A Lawyer’s Duty of Confidentiality under Rule 1.6
Under Rule 1.6(a), lawyers are permitted to disclose confidential information if the client either gives informed consent or the disclosure is impliedly authorized to carry out the representation. In addition, the duty of confidentiality is subject to some important exceptions, which are given in Rule 1.6(b). A lawyer may reveal confidential information for any of the following reasons:
- to prevent reasonably certain death or bodily harm;
- to prevent or rectify a crime or fraud that’s likely to cause financial harm and for which the client has used the lawyer’s services;
- to obtain legal advice about the lawyer’s compliance with the ethical rules;
- to establish a claim or defense in a formal controversy between the lawyer and the client, such as a fee dispute, or a client’s bar complaint or malpractice suit against the lawyer;
- to comply with a law or court order; or
- to detect and resolve conflicts of interest.
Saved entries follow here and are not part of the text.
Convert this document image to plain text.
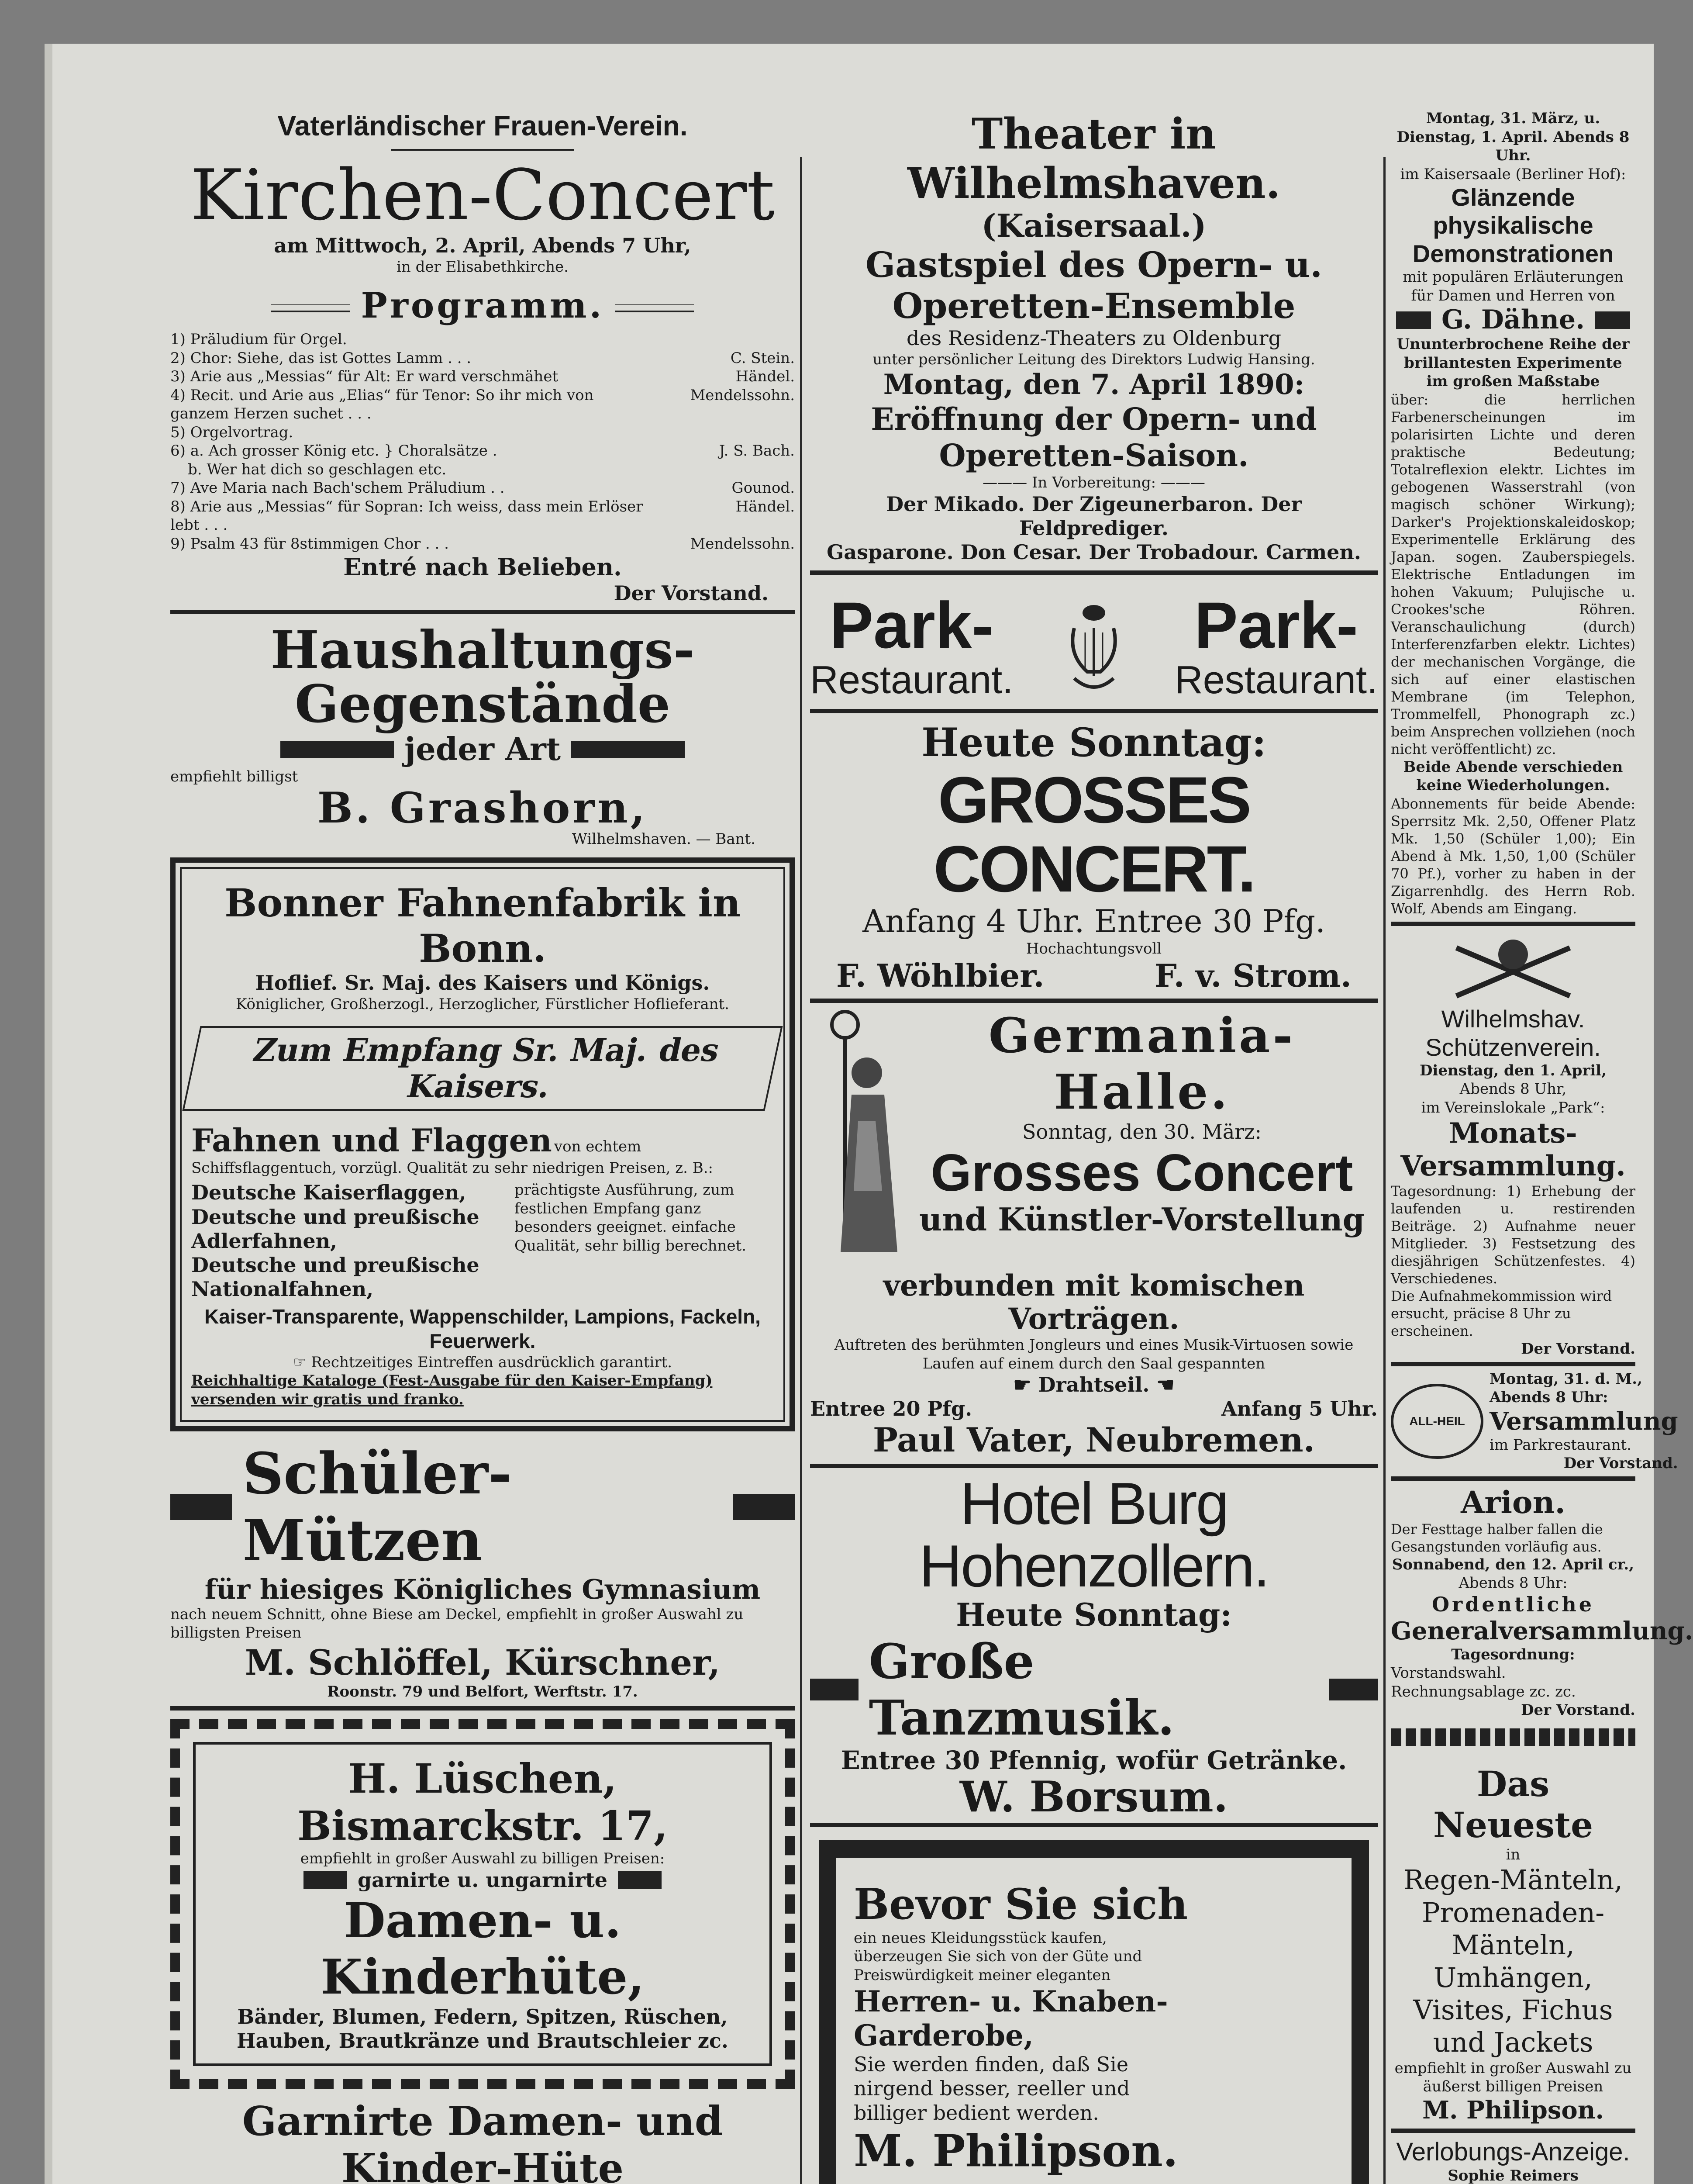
Vaterländischer Frauen-Verein.
Kirchen-Concert
am Mittwoch, 2. April, Abends 7 Uhr,
in der Elisabethkirche.
Programm.
1) Präludium für Orgel.
2) Chor: Siehe, das ist Gottes Lamm . . .	C. Stein.
3) Arie aus „Messias“ für Alt: Er ward verschmähet	Händel.
4) Recit. und Arie aus „Elias“ für Tenor: So ihr mich von ganzem Herzen suchet . . .
Mendelssohn.
5) Orgelvortrag.
6) a. Ach grosser König etc. } Choralsätze .	J. S. Bach.
b. Wer hat dich so geschlagen etc.
7) Ave Maria nach Bach'schem Präludium . .	Gounod.
8) Arie aus „Messias“ für Sopran: Ich weiss, dass mein Erlöser lebt . . .
Händel.
9) Psalm 43 für 8stimmigen Chor . . .	Mendelssohn.
Entré nach Belieben.
Der Vorstand.
Haushaltungs-Gegenstände
jeder Art
empfiehlt billigst
B. Grashorn,
Wilhelmshaven. — Bant.
Bonner Fahnenfabrik in Bonn.
Hoflief. Sr. Maj. des Kaisers und Königs.
Königlicher, Großherzogl., Herzoglicher, Fürstlicher Hoflieferant.
Zum Empfang Sr. Maj. des Kaisers.
Fahnen und Flaggen von echtem Schiffsflaggentuch, vorzügl. Qualität zu sehr niedrigen Preisen, z. B.:
Deutsche Kaiserflaggen,
Deutsche und preußische Adlerfahnen,
Deutsche und preußische Nationalfahnen,
prächtigste Ausführung, zum festlichen Empfang ganz besonders geeignet. einfache Qualität, sehr billig berechnet.
Kaiser-Transparente, Wappenschilder, Lampions, Fackeln, Feuerwerk.
☞ Rechtzeitiges Eintreffen ausdrücklich garantirt.
Reichhaltige Kataloge (Fest-Ausgabe für den Kaiser-Empfang)
versenden wir gratis und franko.
Schüler-Mützen
für hiesiges Königliches Gymnasium
nach neuem Schnitt, ohne Biese am Deckel, empfiehlt in großer Auswahl zu billigsten Preisen
M. Schlöffel, Kürschner,
Roonstr. 79 und Belfort, Werftstr. 17.
H. Lüschen, Bismarckstr. 17,
empfiehlt in großer Auswahl zu billigen Preisen:
garnirte u. ungarnirte
Damen- u. Kinderhüte,
Bänder, Blumen, Federn, Spitzen, Rüschen, Hauben, Brautkränze und Brautschleier zc.
Garnirte Damen- und Kinder-Hüte
Theater in Wilhelmshaven.
(Kaisersaal.)
Gastspiel des Opern- u. Operetten-Ensemble
des Residenz-Theaters zu Oldenburg
unter persönlicher Leitung des Direktors Ludwig Hansing.
Montag, den 7. April 1890:
Eröffnung der Opern- und Operetten-Saison.
——— In Vorbereitung: ———
Der Mikado. Der Zigeunerbaron. Der Feldprediger.
Gasparone. Don Cesar. Der Trobadour. Carmen.
Park-
Restaurant.
Park-
Restaurant.
Heute Sonntag:
GROSSES CONCERT.
Anfang 4 Uhr. Entree 30 Pfg.
Hochachtungsvoll
F. Wöhlbier.	F. v. Strom.
Germania-Halle.
Sonntag, den 30. März:
Grosses Concert
und Künstler-Vorstellung
verbunden mit komischen Vorträgen.
Auftreten des berühmten Jongleurs und eines Musik-Virtuosen sowie Laufen auf einem durch den Saal gespannten
☛ Drahtseil. ☚
Entree 20 Pfg.	Anfang 5 Uhr.
Paul Vater, Neubremen.
Hotel Burg Hohenzollern.
Heute Sonntag:
Große Tanzmusik.
Entree 30 Pfennig, wofür Getränke.
W. Borsum.
Bevor Sie sich
ein neues Kleidungsstück kaufen, überzeugen Sie sich von der Güte und Preiswürdigkeit meiner eleganten
Herren- u. Knaben-Garderobe,
Sie werden finden, daß Sie nirgend besser, reeller und billiger bedient werden.
M. Philipson.
Montag, 31. März, u. Dienstag, 1. April. Abends 8 Uhr.
im Kaisersaale (Berliner Hof):
Glänzende physikalische Demonstrationen
mit populären Erläuterungen für Damen und Herren von
G. Dähne.
Ununterbrochene Reihe der brillantesten Experimente im großen Maßstabe
über: die herrlichen Farbenerscheinungen im polarisirten Lichte und deren praktische Bedeutung; Totalreflexion elektr. Lichtes im gebogenen Wasserstrahl (von magisch schöner Wirkung); Darker's Projektionskaleidoskop; Experimentelle Erklärung des Japan. sogen. Zauberspiegels. Elektrische Entladungen im hohen Vakuum; Pulujische u. Crookes'sche Röhren. Veranschaulichung (durch) Interferenzfarben elektr. Lichtes) der mechanischen Vorgänge, die sich auf einer elastischen Membrane (im Telephon, Trommelfell, Phonograph zc.) beim Ansprechen vollziehen (noch nicht veröffentlicht) zc.
Beide Abende verschieden keine Wiederholungen.
Abonnements für beide Abende: Sperrsitz Mk. 2,50, Offener Platz Mk. 1,50 (Schüler 1,00); Ein Abend à Mk. 1,50, 1,00 (Schüler 70 Pf.), vorher zu haben in der Zigarrenhdlg. des Herrn Rob. Wolf, Abends am Eingang.
Wilhelmshav. Schützenverein.
Dienstag, den 1. April,
Abends 8 Uhr,
im Vereinslokale „Park“:
Monats-Versammlung.
Tagesordnung: 1) Erhebung der laufenden u. restirenden Beiträge. 2) Aufnahme neuer Mitglieder. 3) Festsetzung des diesjährigen Schützenfestes. 4) Verschiedenes.
Die Aufnahmekommission wird ersucht, präcise 8 Uhr zu erscheinen.
Der Vorstand.
ALL-HEIL
Montag, 31. d. M., Abends 8 Uhr:
Versammlung
im Parkrestaurant.
Der Vorstand.
Arion.
Der Festtage halber fallen die Gesangstunden vorläufig aus.
Sonnabend, den 12. April cr.,
Abends 8 Uhr:
Ordentliche
Generalversammlung.
Tagesordnung:
Vorstandswahl. Rechnungsablage zc. zc.
Der Vorstand.
Das Neueste
in
Regen-Mänteln, Promenaden-Mänteln, Umhängen, Visites, Fichus und Jackets
empfiehlt in großer Auswahl zu äußerst billigen Preisen
M. Philipson.
Verlobungs-Anzeige.
Sophie Reimers
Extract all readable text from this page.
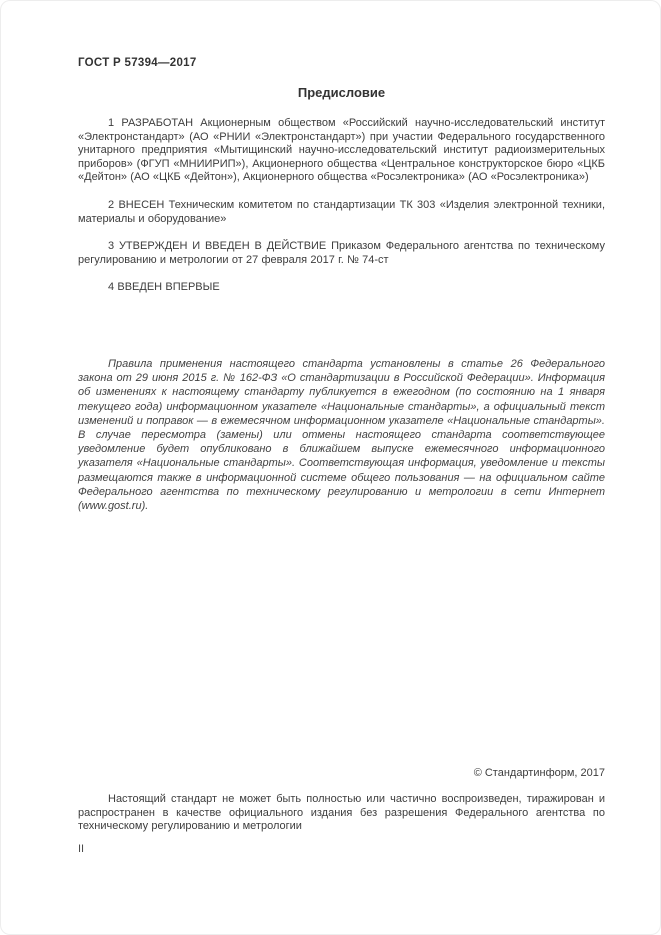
ГОСТ Р 57394—2017
Предисловие

1 РАЗРАБОТАН Акционерным обществом «Российский научно-исследовательский институт «Электронстандарт» (АО «РНИИ «Электронстандарт») при участии Федерального государственного унитарного предприятия «Мытищинский научно-исследовательский институт радиоизмерительных приборов» (ФГУП «МНИИРИП»), Акционерного общества «Центральное конструкторское бюро «ЦКБ «Дейтон» (АО «ЦКБ «Дейтон»), Акционерного общества «Росэлектроника» (АО «Росэлектроника»)

2 ВНЕСЕН Техническим комитетом по стандартизации ТК 303 «Изделия электронной техники, материалы и оборудование»

3 УТВЕРЖДЕН И ВВЕДЕН В ДЕЙСТВИЕ Приказом Федерального агентства по техническому регулированию и метрологии от 27 февраля 2017 г. № 74-ст

4 ВВЕДЕН ВПЕРВЫЕ

Правила применения настоящего стандарта установлены в статье 26 Федерального закона от 29 июня 2015 г. № 162-ФЗ «О стандартизации в Российской Федерации». Информация об изменениях к настоящему стандарту публикуется в ежегодном (по состоянию на 1 января текущего года) информационном указателе «Национальные стандарты», а официальный текст изменений и поправок — в ежемесячном информационном указателе «Национальные стандарты». В случае пересмотра (замены) или отмены настоящего стандарта соответствующее уведомление будет опубликовано в ближайшем выпуске ежемесячного информационного указателя «Национальные стандарты». Соответствующая информация, уведомление и тексты размещаются также в информационной системе общего пользования — на официальном сайте Федерального агентства по техническому регулированию и метрологии в сети Интернет (www.gost.ru).

© Стандартинформ, 2017

Настоящий стандарт не может быть полностью или частично воспроизведен, тиражирован и распространен в качестве официального издания без разрешения Федерального агентства по техническому регулированию и метрологии

II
Confidentiality Question Traps
Don’t be duped by an emergency
When faced with this type of fact pattern, avoid making conclusions based on your gut sense of justice. Instead, stick to the rules. Dispassionately analyze the lawyer’s duty according to the broad definition of confidential information. The default rule is that the lawyer must keep information relating to the client-lawyer relationship confidential unless the client has consented, the disclosure is impliedly authorized, or another exception applies.
The wrong-exception trick
Don’t pick an answer option simply because it contains an exception cribbed right from Rule 1.6(b). Instead, examine whether the exception applies to the given facts. With careful analysis, you’ll avoid the trap and be on your way to a passing score.